Do not let your brand be left out of the conversations that define today’s purchasing decisions. To discover how to unify your positioning and prepare your technical platform, we invite you to learn all the details of our asset and request a personalized audit of your web ecosystem on Luce IT’s Agentic eXperience page.
Frequently Asked Questions about SEO and GEO
Is GEO a substitute for traditional SEO, or do they coexist?
It is not a substitute; they coexist and enhance each other. The vast majority of shared technical actions benefit both channels. For example, implementing structured data (Schema.org), having clean semantic HTML, and keeping content updated are essential requirements both for Googlebot to index your website and for AI bots to read it correctly. While traditional SEO continues to attract traffic from human users using classic search engines, GEO (Generative Engine Optimization) adapts that same information so that the memory of large language models (LLMs) chooses you as the priority response.
What is the difference between AEO (Answer Engine Optimization) and GEO?
Although both are part of the new optimization paradigm for Artificial Intelligence, they focus on different goals within the response:
- AEO (Answer Engine Optimization): Focuses on the immediate and concise answer. It seeks to optimize structured data and very specific text fragments to win the snippet or answer direct questions like “how much does it cost” or “where to buy”.
- GEO (Generative Engine Optimization): Focuses on deep and semantic positioning.

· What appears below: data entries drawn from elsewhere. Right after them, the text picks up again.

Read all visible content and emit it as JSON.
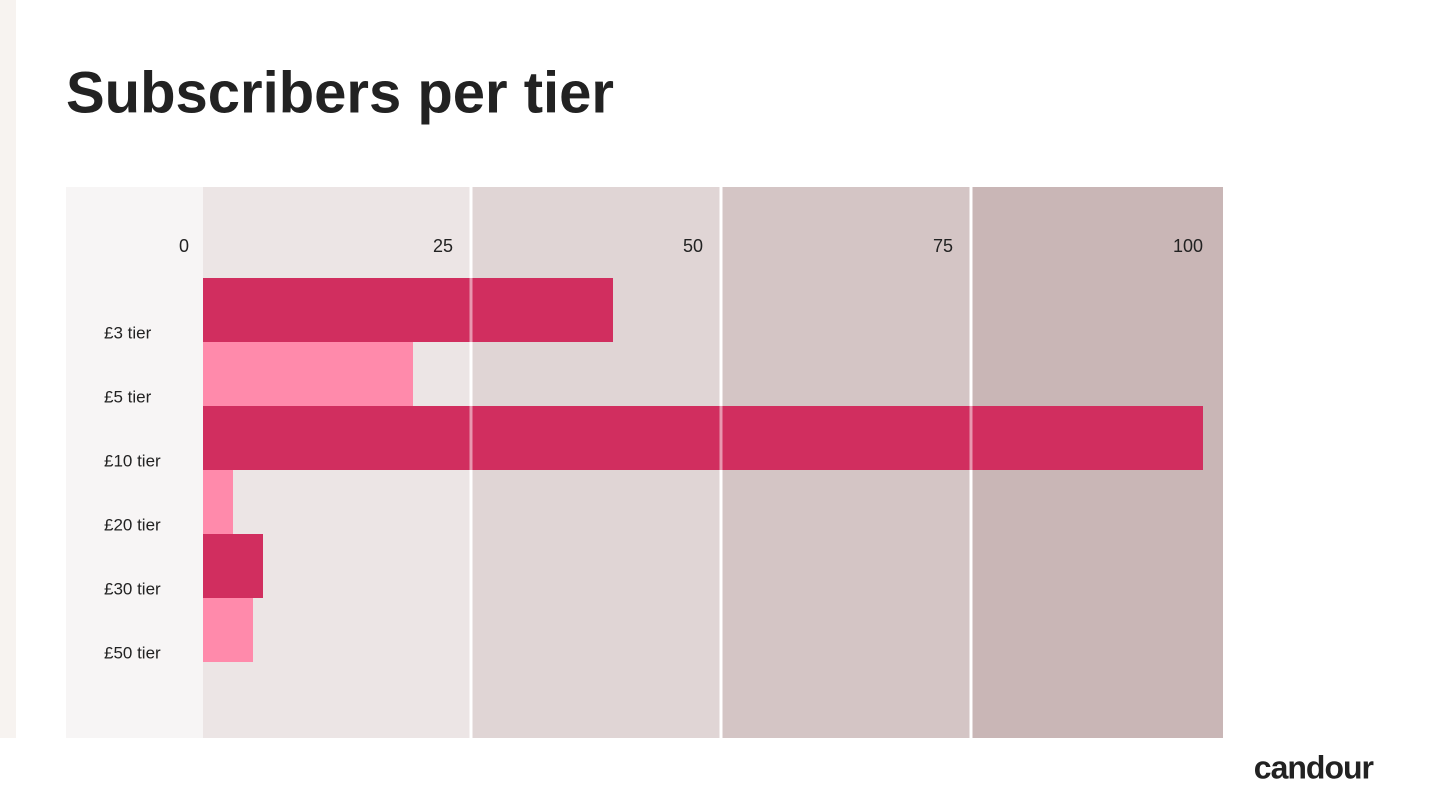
{
  "chart_data": {
    "type": "bar",
    "orientation": "horizontal",
    "title": "Subscribers per tier",
    "categories": [
      "£3 tier",
      "£5 tier",
      "£10 tier",
      "£20 tier",
      "£30 tier",
      "£50 tier"
    ],
    "values": [
      41,
      21,
      100,
      3,
      6,
      5
    ],
    "colors": [
      "#d12e5f",
      "#ff8aab",
      "#d12e5f",
      "#ff8aab",
      "#d12e5f",
      "#ff8aab"
    ],
    "xlim": [
      0,
      100
    ],
    "xticks": [
      0,
      25,
      50,
      75,
      100
    ],
    "grid": true
  },
  "footer": {
    "logo": "candour"
  }
}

Its goal is to introduce your brand’s concepts, values, and catalog into the model’s training and grounding corpus, ensuring that the AI organically considers you a trusted authority in your sector.
How can I check if my website is blocking AI bots?
There are three very common critical barriers that often go unnoticed in traditional audits:
- Firewall Blocks (WAF): Obsolete security rules that confuse AI navigational agents (like GPTBot or ClaudeBot) with malicious traffic and deny them access.
- Inconsistency of dynamic data: Platforms where price or stock varies randomly between internal microdata, static HTML, and final user interaction, destroying the AI model’s trust.
- Obsolete content on orphan pages: Old or discontinued pages that lack internal links but are massively indexed by LLM crawlers, causing outdated or erroneous recommendations.
How does dynamic content via JavaScript affect ranking in AI chatbots?
It affects it very negatively if not managed correctly. Language models acting in agent mode often struggle to execute complex JavaScript code or interact with the webpage in the same way a human would. If crucial business data—like live rates or product availability—is only painted on the screen after user interaction, the AI will see an empty page. Unable to validate the information, the chatbot will stop citing you as a source and recommend a competitor that offers readable data directly in the DOM or its microdata.
What role do editorial mentions and digital PR play in GEO?
They play a fundamental role. Since Artificial Intelligence models are trained on massive volumes of public text extracted from the internet, your brand’s reputation outside your own website is vital. Being positively mentioned and receiving editorial links in relevant media, authoritative blogs, or sector portals not only transfers domain authority for traditional SEO, but also introduces your business narrative directly into the knowledge and grounding corpus of LLMs, shaping the perception the AI has of your brand.